Here’s a week of my life down the drain. I’m setting up a new production site with Apache AJP fronting Tomcat and when the Tomcat webapp needs authentication, it ignores the FORM authentication directive, presenting a BASIC authentication dialog, instead!

I thought it had to do with AJP and SSL tunneling. It didn’t. I finally confirmed that by firing up a text-only browser (this is a remote hosting location with no GUI) and bypassing the firewall, Apache, AJP and everything but Tomcat itself.

The culprit turned out to be insidious. I was overriding an authentication option in order to fine-tune client caching. However, the examples I’d been pilfering from were using BASIC authentication, not FORM authentication. So when I added the config option, it was the Tomcat Valve for BasicAuthenticator.

Turns out that if you do that, the BasicAuthenticator silently takes over, overriding the FORM authentication configuration in web.xml.

The cure: use the FormAuthenticator Valve!

Eclipse: Tomcat FileNotFoundException

After happily using the sysdeo Tomcat plugin for years. I’ve finally been pushed into using the Server facility bundled into Eclipse Ganymede’s JEE drop. For some reason, once started, sysdeo cannot be stopped or restarted – it loses track of the logfile classes.

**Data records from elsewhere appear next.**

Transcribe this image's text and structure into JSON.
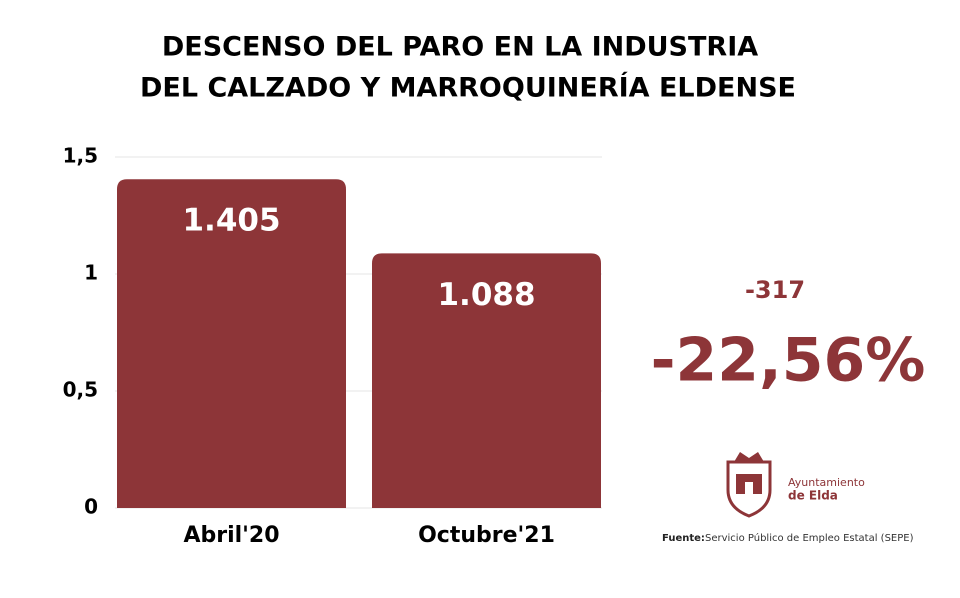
{
  "chart_data": {
    "type": "bar",
    "title": [
      "DESCENSO DEL PARO EN LA INDUSTRIA",
      "DEL CALZADO Y MARROQUINERÍA ELDENSE"
    ],
    "categories": [
      "Abril'20",
      "Octubre'21"
    ],
    "values": [
      1.405,
      1.088
    ],
    "value_labels": [
      "1.405",
      "1.088"
    ],
    "color": "#8d3538",
    "ylim": [
      0,
      1.5
    ],
    "yticks": [
      0,
      {
        "value": 0.5,
        "label": "0,5"
      },
      1,
      {
        "value": 1.5,
        "label": "1,5"
      }
    ],
    "grid": true,
    "annotations": {
      "difference": "-317",
      "percent": "-22,56%"
    },
    "logo": [
      "Ayuntamiento",
      "de Elda"
    ],
    "source_label": "Fuente:",
    "source": "Servicio Público de Empleo Estatal (SEPE)"
  }
}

In theory, you just create a new server of your choice in the Eclipse Servers View. In practice, it’s not quite so simple. Here’s why:

Tomcat actually consists of 2 aspects: a sharable codebase (CATALINA_HOME) and a per-instance part (CATALINA_BASE). This allows multiple copies of Tomcat to run on a single server using one codebase. Most of the time, CATALINA_HOME and CATALINA_BASE are the same value, since more often than not, only one copy of a given version of Tomcat is is use – at least on a developer’s machine.

When you create a Tomcat server using the Eclipse Servers facility, however, it clandestinely creates its own CATALINA_BASE, copying selected files – and only those files into a directory owned by the plugin.

I got burned. I was keeping a file of my own in CATALINA_HOME and using a relative reference to it in server.xml. The file didn’t copy and Tomcat didn’t start clean.

The simplest solution was to edit server.xml and replace the relative path to an absolute path, so that the copied configuration would be able to locate the original (and in this case, the only) copy of my file.

Apparently, however, the copying of the CATALINA_BASE data occurs only when you create a new Server definition. I had to delete the old Server definition from Eclipse and create a new one to get the changes to take.